The piece was inspired by a drive taken by Saariaho from Los Angeles to San Diego following the premiere of her harp concerto Trans in January 2019. In the score program note, she wrote, "I was filled with joy after beautiful performances and enjoying the scenery on my right during the ride. We stopped every now and then to admire the view, and later I realized that most places were called vistas. As I literally also felt that new music was flowing into my mind and opening new kinds of ideas for the piece, I started calling it simply Vista."
===Instrumentation===
The work is scored for a large orchestra comprising three flutes (all doubling piccolo), three oboes, cor anglais, three clarinets (3rd doubling E-flat clarinet), bass clarinet, three bassoons (3rd doubling contrabassoon), four horns, four trumpets, three trombones, tuba, timpani, three percussionists, and strings.

==Reception==
Reviewing the United States premiere of Vista performed by Mälkki and the Los Angeles Philharmonic, Mark Swed of the Los Angeles Times wrote, "Saariaho has a striking visual sensibility.
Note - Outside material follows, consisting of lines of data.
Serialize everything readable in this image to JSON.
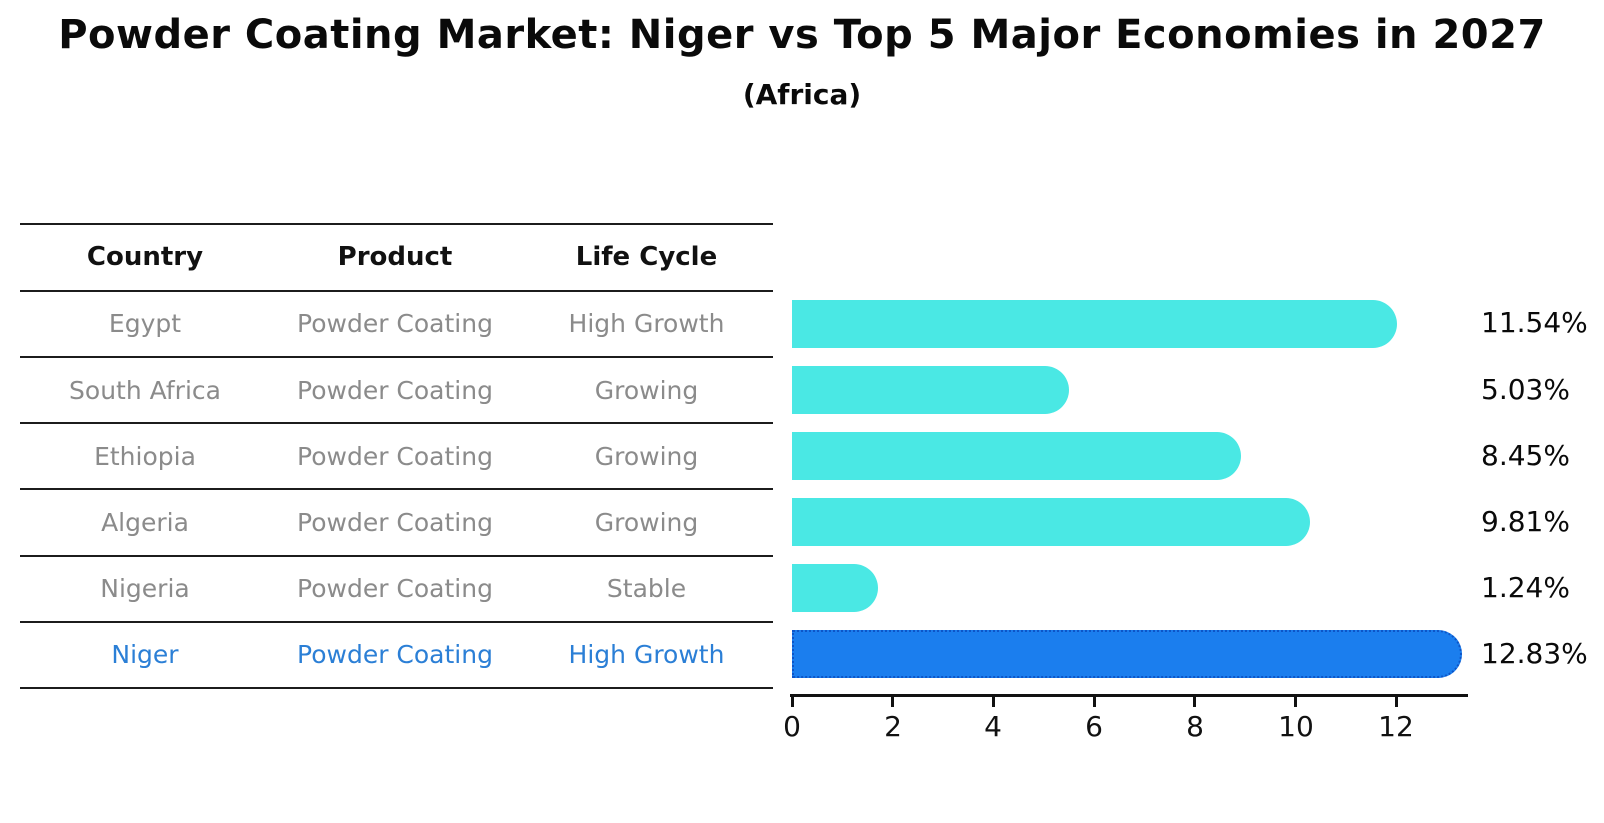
{
  "title": "Powder Coating Market: Niger vs Top 5 Major Economies in 2027",
  "subtitle": "(Africa)",
  "table": {
    "headers": {
      "country": "Country",
      "product": "Product",
      "life_cycle": "Life Cycle"
    },
    "rows": [
      {
        "country": "Egypt",
        "product": "Powder Coating",
        "life_cycle": "High Growth",
        "highlight": false
      },
      {
        "country": "South Africa",
        "product": "Powder Coating",
        "life_cycle": "Growing",
        "highlight": false
      },
      {
        "country": "Ethiopia",
        "product": "Powder Coating",
        "life_cycle": "Growing",
        "highlight": false
      },
      {
        "country": "Algeria",
        "product": "Powder Coating",
        "life_cycle": "Growing",
        "highlight": false
      },
      {
        "country": "Nigeria",
        "product": "Powder Coating",
        "life_cycle": "Stable",
        "highlight": false
      },
      {
        "country": "Niger",
        "product": "Powder Coating",
        "life_cycle": "High Growth",
        "highlight": true
      }
    ]
  },
  "chart_data": {
    "type": "bar",
    "orientation": "horizontal",
    "categories": [
      "Egypt",
      "South Africa",
      "Ethiopia",
      "Algeria",
      "Nigeria",
      "Niger"
    ],
    "values": [
      11.54,
      5.03,
      8.45,
      9.81,
      1.24,
      12.83
    ],
    "labels": [
      "11.54%",
      "5.03%",
      "8.45%",
      "9.81%",
      "1.24%",
      "12.83%"
    ],
    "value_unit": "percent CAGR",
    "xticks": [
      "0",
      "2",
      "4",
      "6",
      "8",
      "10",
      "12"
    ],
    "xlim": [
      0,
      13.44
    ],
    "grid": false,
    "legend": "none",
    "bar_color": "#4ae8e4",
    "highlight_color": "#1b7eee",
    "highlight_border_color": "#0d55c8",
    "highlight_index": 5
  },
  "colors": {
    "background": "#ffffff",
    "table_line": "#1c1c1c",
    "table_text": "#8b8b8b",
    "header_text": "#111111",
    "highlight_row_text": "#2b7fd6",
    "axis": "#111111"
  }
}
An extraordinary musical colorist, she has a knack for capturing beauty within sound that has brought her a devoted following of entranced fans. The Halloween matinee performance, which I heard Sunday in Walt Disney Concert Hall, proved ethereal and, yes, haunting." Richard S. Ginell of the San Francisco Classical Voice similarly described the piece as "an absorbing new composition."